En la página 226 de la edición en inglés del Cuaderno de notas de Maugham –que obtuve usada y por monedas en la avenida Corrientes– está el origen de mi cuento “La carta vendida”, que sólo debe a Edgar Allan Poe una parte del título y que forma parte de mi nuevo libro de relatos, Lo inolvidable, editado en diciembre pasado en España (por Páginas de Espuma) y a editarse en Argentina en abril de este año.

“Dos hombres jóvenes trabajan en una plantación de té en las colinas y deben ir a buscar el correo lejos de allí, de modo que lo reciben en intervalos más bien largos. Uno de ellos, llamémoslo A, suele recibir más cartas, diez o doce, a veces más, mientras que el otro, B, jamás recibe ninguna y suele mirar con envidia a A, hasta que un día, yendo a buscar el correo, le propone: ‘Te daré cinco libras si me dejas leer una carta’. ‘De acuerdo’, dice B y, cuando llega el momento, A escoge una de las cartas para B. De noche, mientras beben whisky con soda, A pregunta qué noticia traía esa carta. ‘Asunto mío’, responde B. Discuten, se pelean.

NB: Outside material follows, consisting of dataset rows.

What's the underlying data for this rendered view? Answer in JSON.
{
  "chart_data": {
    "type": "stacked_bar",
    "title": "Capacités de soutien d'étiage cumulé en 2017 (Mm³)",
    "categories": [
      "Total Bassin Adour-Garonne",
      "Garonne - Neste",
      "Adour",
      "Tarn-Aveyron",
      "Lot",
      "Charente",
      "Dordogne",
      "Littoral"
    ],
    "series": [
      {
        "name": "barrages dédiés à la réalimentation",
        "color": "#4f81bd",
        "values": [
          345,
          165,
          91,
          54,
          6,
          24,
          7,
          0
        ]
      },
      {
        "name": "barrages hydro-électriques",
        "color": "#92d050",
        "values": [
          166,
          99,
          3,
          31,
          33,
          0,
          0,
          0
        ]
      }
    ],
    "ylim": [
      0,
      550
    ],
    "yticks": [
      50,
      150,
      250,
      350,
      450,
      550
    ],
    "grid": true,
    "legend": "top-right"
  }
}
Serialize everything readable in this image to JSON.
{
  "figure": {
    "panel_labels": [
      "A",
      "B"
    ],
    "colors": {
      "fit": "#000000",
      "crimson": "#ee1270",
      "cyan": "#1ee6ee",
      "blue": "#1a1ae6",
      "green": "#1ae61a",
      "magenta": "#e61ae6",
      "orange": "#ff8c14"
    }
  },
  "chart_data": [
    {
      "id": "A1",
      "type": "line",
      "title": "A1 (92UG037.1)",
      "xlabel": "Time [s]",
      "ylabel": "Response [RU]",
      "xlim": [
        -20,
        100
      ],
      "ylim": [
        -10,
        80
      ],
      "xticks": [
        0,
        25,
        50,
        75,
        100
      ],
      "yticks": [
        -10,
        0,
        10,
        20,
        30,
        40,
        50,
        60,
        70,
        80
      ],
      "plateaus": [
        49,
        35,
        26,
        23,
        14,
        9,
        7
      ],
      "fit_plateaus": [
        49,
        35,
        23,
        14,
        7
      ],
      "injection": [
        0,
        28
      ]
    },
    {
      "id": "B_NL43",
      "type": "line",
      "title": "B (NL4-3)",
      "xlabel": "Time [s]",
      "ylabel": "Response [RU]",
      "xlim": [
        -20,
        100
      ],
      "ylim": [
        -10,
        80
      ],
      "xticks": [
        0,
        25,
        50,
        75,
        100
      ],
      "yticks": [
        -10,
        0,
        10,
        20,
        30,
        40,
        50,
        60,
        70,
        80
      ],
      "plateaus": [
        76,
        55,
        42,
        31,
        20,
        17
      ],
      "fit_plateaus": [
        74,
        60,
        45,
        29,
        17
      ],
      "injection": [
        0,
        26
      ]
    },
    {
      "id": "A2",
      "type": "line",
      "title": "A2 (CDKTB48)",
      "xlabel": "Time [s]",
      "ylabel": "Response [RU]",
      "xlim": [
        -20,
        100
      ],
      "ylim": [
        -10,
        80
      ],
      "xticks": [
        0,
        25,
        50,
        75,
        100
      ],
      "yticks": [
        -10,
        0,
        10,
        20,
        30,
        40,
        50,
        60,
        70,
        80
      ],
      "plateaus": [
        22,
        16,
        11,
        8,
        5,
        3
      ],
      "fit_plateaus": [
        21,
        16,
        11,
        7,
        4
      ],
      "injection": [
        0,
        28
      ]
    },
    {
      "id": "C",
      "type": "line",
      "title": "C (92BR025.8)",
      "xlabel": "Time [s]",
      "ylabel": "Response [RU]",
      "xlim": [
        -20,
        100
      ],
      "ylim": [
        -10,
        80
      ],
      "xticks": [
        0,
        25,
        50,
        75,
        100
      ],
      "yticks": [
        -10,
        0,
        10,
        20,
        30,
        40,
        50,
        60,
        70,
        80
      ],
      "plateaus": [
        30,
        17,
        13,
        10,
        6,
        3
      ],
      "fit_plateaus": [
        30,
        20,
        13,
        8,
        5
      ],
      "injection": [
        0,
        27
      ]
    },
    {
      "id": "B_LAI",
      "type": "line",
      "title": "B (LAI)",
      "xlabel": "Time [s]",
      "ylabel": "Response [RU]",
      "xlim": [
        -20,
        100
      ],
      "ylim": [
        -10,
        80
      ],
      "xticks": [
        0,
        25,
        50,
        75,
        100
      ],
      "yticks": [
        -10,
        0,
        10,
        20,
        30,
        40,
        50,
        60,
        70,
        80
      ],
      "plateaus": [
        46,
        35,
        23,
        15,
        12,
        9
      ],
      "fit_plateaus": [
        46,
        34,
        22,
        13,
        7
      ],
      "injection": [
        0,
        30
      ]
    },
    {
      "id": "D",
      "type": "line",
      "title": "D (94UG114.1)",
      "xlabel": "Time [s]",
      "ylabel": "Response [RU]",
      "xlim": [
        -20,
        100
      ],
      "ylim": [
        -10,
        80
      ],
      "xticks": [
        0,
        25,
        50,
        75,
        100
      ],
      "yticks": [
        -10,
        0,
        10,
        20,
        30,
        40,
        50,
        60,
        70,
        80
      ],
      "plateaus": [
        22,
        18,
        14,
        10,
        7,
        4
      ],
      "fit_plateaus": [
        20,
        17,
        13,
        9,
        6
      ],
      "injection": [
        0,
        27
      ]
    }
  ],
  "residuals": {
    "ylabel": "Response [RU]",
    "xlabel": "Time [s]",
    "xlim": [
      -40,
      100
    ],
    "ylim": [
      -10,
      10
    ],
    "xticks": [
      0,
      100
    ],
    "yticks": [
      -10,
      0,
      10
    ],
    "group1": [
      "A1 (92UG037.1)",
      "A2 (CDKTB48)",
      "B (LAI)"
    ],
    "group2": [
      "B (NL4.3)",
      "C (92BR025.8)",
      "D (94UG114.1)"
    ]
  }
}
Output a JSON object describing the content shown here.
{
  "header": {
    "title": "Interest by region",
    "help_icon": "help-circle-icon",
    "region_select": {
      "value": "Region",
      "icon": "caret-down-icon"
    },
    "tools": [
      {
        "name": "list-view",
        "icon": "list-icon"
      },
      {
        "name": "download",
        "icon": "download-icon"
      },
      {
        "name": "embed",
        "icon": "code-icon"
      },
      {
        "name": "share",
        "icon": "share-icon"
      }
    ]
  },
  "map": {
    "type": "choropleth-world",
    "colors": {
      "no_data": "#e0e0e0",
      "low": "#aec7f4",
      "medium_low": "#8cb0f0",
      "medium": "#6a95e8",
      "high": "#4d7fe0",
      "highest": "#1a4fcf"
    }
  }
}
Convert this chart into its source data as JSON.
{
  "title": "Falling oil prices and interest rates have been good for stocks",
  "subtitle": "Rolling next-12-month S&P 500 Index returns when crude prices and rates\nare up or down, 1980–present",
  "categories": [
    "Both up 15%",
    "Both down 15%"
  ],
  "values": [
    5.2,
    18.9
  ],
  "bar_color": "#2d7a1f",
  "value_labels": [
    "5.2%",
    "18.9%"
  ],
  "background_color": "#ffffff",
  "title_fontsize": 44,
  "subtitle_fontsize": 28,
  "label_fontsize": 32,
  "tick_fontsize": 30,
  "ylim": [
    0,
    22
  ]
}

A hace todo lo posible porque B le muestre la carta, pero B sigue negándose. A la larga, muy ansioso, A le propone B: ‘Acá están las cinco libras, dame de nuevo la carta’. ‘Ni loco’, contesta B. ‘Yo pagué por ella, es mía.’ Eso es todo”, dice la entrada que data de 1938. Y nada más. El resto es silencio de Maugham y culpa enteramente mía.